I doubt you have a great idea as to how to bring that gameplay to a modern audience on new technology and have it stand up the way it seems to in your head.
I would love it to be designed for modern hardware; when it was announced I was hopeful of rich 3D environments, dialog heads rivaling the Nvidia head demo, and multi threaded AI with the same kind of relations between the settlements. What I got reminded me a lot of Oblivion.
Correct me if I'm wrong. You have a vision of Fallout that is, if you're honest, mostly yours... but you're kinda blending that idea with an argument about core gameplay changes rendering one title in the franchise *not a part of that franchise*. Pretty strange given the decade-long gap. I'd expect some hearty changes, moving away from the Neverwinter Nights clickable gameplay.
Being honest, one cannot answer that with certainty... I'd have to rely on others posting agreement ~for how could I know if it was only my own vision.
Incidentally... my hope for Fallout 3 would have basically (and loosely) been a post apoc retro 50's 'the Witcher' kind of game, with no elves or spell casting, but all the guns, explosives, and humor of the series; and preferably with an enhanced version of Fallout Tactics' combat system ~but maybe that is just me. :chaos:
*Also I'd prefer not to have a centered PC... and have the camera behave a lot more like Dawn of War's.
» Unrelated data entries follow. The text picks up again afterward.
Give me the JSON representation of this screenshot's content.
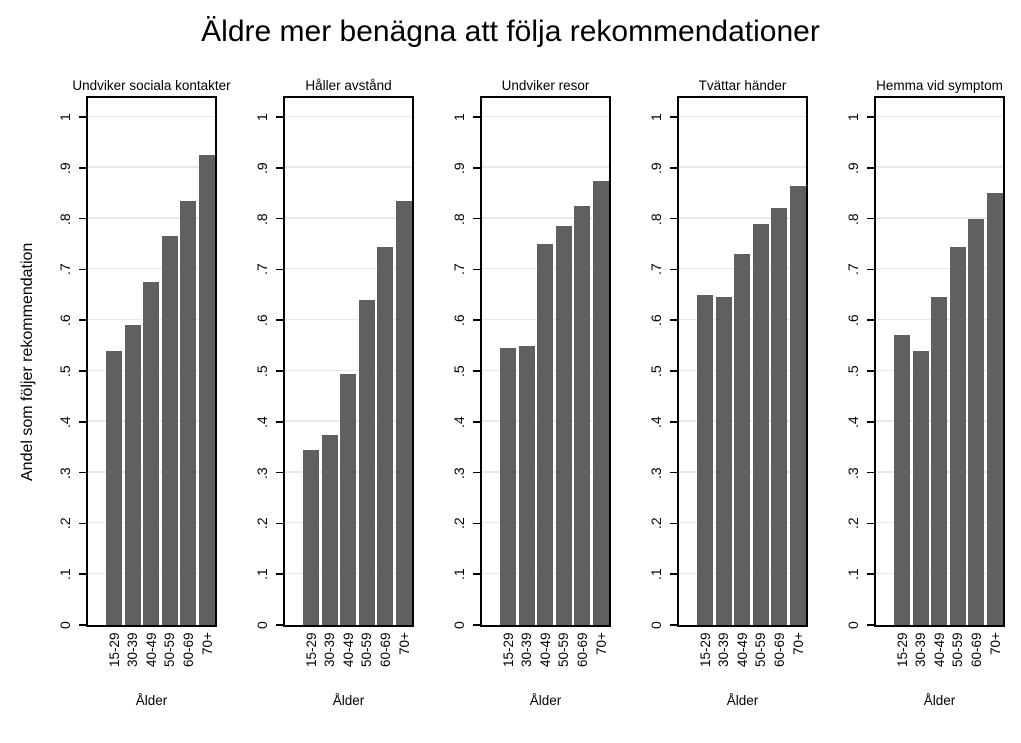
{
  "title": "Äldre mer benägna att följa rekommendationer",
  "y_axis": {
    "label": "Andel som följer rekommendation",
    "tick_labels": [
      "0",
      ".1",
      ".2",
      ".3",
      ".4",
      ".5",
      ".6",
      ".7",
      ".8",
      ".9",
      "1"
    ]
  },
  "x_axis": {
    "label": "Ålder",
    "tick_labels": [
      "15-29",
      "30-39",
      "40-49",
      "50-59",
      "60-69",
      "70+"
    ]
  },
  "colors": {
    "bar": "#606060",
    "gridline": "#e8e8e8",
    "axis": "#000000",
    "background": "#ffffff",
    "text": "#000000"
  },
  "chart_data": {
    "type": "bar",
    "title": "Äldre mer benägna att följa rekommendationer",
    "xlabel": "Ålder",
    "ylabel": "Andel som följer rekommendation",
    "categories": [
      "15-29",
      "30-39",
      "40-49",
      "50-59",
      "60-69",
      "70+"
    ],
    "ylim": [
      0,
      1.045
    ],
    "yticks": [
      0,
      0.1,
      0.2,
      0.3,
      0.4,
      0.5,
      0.6,
      0.7,
      0.8,
      0.9,
      1
    ],
    "grid": true,
    "legend": "none",
    "panels": [
      {
        "title": "Undviker sociala kontakter",
        "values": [
          0.54,
          0.59,
          0.675,
          0.765,
          0.835,
          0.925
        ]
      },
      {
        "title": "Håller avstånd",
        "values": [
          0.345,
          0.375,
          0.495,
          0.64,
          0.745,
          0.835
        ]
      },
      {
        "title": "Undviker resor",
        "values": [
          0.545,
          0.55,
          0.75,
          0.785,
          0.825,
          0.875
        ]
      },
      {
        "title": "Tvättar händer",
        "values": [
          0.65,
          0.645,
          0.73,
          0.79,
          0.82,
          0.865
        ]
      },
      {
        "title": "Hemma vid symptom",
        "values": [
          0.57,
          0.54,
          0.645,
          0.745,
          0.8,
          0.85
        ]
      }
    ]
  }
}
Personally I thought Van Buren looked poop. I don't think it would have sold half as well as ye olde fans want to believe, either.
So did I.
Fallout 3 could be seen as a springboard the Fallout setting can use to evolve into something truly great, evolving in a pretty organic way. Its finding its feet, realising the setting in a new and engaging way, and also implementing core gameplay elements too, it's just had to do it one installment rather than in a process spanning years because Fallout as a setting was pretty much going nowhere, with new *ideas* from the people in charge leaning toward targetting the console market, by producing a bad console game.
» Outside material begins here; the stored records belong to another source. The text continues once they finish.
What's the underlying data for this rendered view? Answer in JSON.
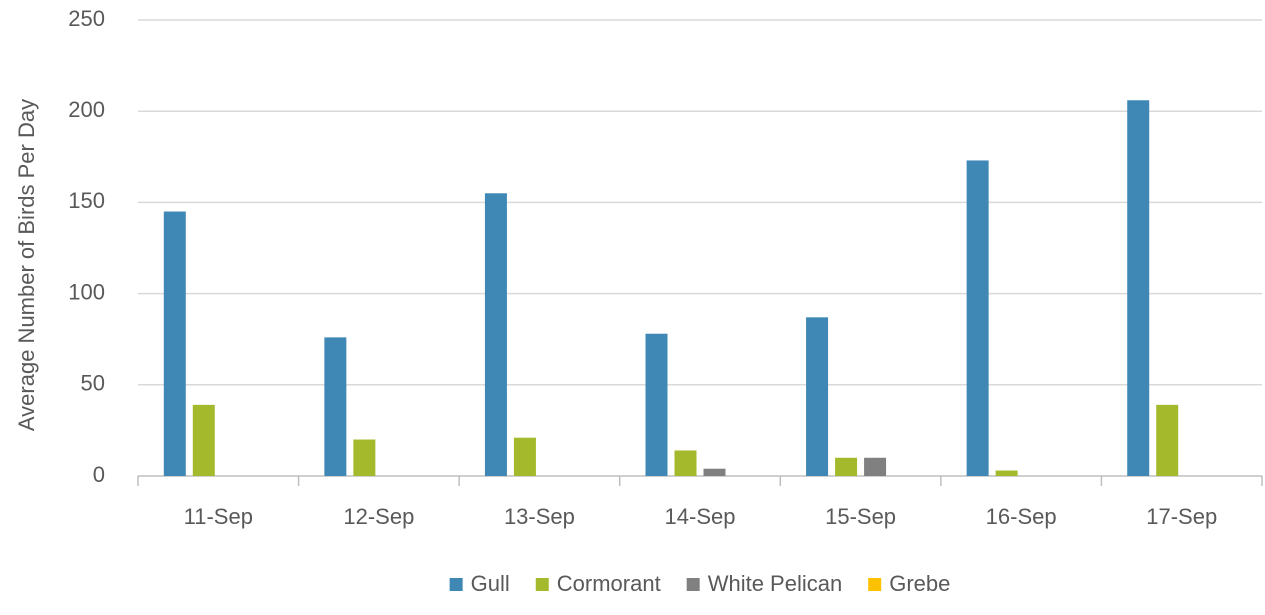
{
  "chart_data": {
    "type": "bar",
    "ylabel": "Average Number of Birds Per Day",
    "categories": [
      "11-Sep",
      "12-Sep",
      "13-Sep",
      "14-Sep",
      "15-Sep",
      "16-Sep",
      "17-Sep"
    ],
    "series": [
      {
        "name": "Gull",
        "color": "#3f88b5",
        "values": [
          145,
          76,
          155,
          78,
          87,
          173,
          206
        ]
      },
      {
        "name": "Cormorant",
        "color": "#a5b92c",
        "values": [
          39,
          20,
          21,
          14,
          10,
          3,
          39
        ]
      },
      {
        "name": "White Pelican",
        "color": "#808080",
        "values": [
          0,
          0,
          0,
          4,
          10,
          0,
          0
        ]
      },
      {
        "name": "Grebe",
        "color": "#ffc000",
        "values": [
          0,
          0,
          0,
          0,
          0,
          0,
          0
        ]
      }
    ],
    "ylim": [
      0,
      250
    ],
    "yticks": [
      0,
      50,
      100,
      150,
      200,
      250
    ],
    "grid": true,
    "legend": "bottom"
  }
}
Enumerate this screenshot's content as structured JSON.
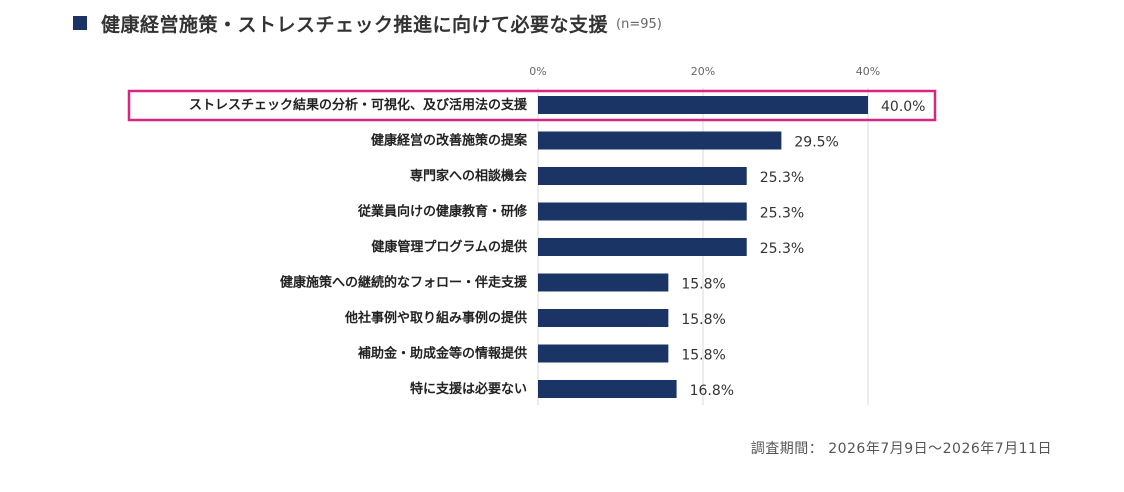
{
  "title": {
    "text": "健康経営施策・ストレスチェック推進に向けて必要な支援",
    "sample_size": "(n=95)"
  },
  "footer": {
    "survey_period": "調査期間： 2026年7月9日〜2026年7月11日"
  },
  "colors": {
    "bar": "#1a3466",
    "highlight_border": "#d6267f",
    "grid": "#d9d9d9",
    "title_marker": "#1a3466"
  },
  "chart_data": {
    "type": "bar",
    "orientation": "horizontal",
    "title": "健康経営施策・ストレスチェック推進に向けて必要な支援",
    "categories": [
      "ストレスチェック結果の分析・可視化、及び活用法の支援",
      "健康経営の改善施策の提案",
      "専門家への相談機会",
      "従業員向けの健康教育・研修",
      "健康管理プログラムの提供",
      "健康施策への継続的なフォロー・伴走支援",
      "他社事例や取り組み事例の提供",
      "補助金・助成金等の情報提供",
      "特に支援は必要ない"
    ],
    "values": [
      40.0,
      29.5,
      25.3,
      25.3,
      25.3,
      15.8,
      15.8,
      15.8,
      16.8
    ],
    "value_labels": [
      "40.0%",
      "29.5%",
      "25.3%",
      "25.3%",
      "25.3%",
      "15.8%",
      "15.8%",
      "15.8%",
      "16.8%"
    ],
    "xlim": [
      0,
      40
    ],
    "xticks": [
      0,
      20,
      40
    ],
    "xtick_labels": [
      "0%",
      "20%",
      "40%"
    ],
    "axis_position": "top",
    "grid": true,
    "highlighted_category_index": 0
  }
}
IMO Fallout got worse the day the principle team left Interplay, and it went down hill starting with Fallout 2. I like fallout 2, and hold it above most other RPG's, but they had already begun to suffer the clone of a clone effect, and IMO begun to mis-interpret the setting and intents (even with a FO2 design doc from the original designers).
Personally I wouldn't have given DoW2 the title DoW2, but it is DoW2. The gameplay is totally different, can't spam dreadnaughts and stoofs damn it! But the core elements, though skewed, are kinda present, and the franchise is finding its feet as it evolves. The multiplayer I guess is solid across both titles, same old thing, but the single player campaign is eh... not Dawn of War, fighting for resources and trying to hold victory points.
Actually I would have preferred the original concept for DOW2. http://www.youtube.com/watch?v=KzVlpUf7e5w
Troika, seriously? You're citing Troika?
Buggiest games in the history of PC gaming? Possibly.
True; and also some of the best ~just as they did with Fallout.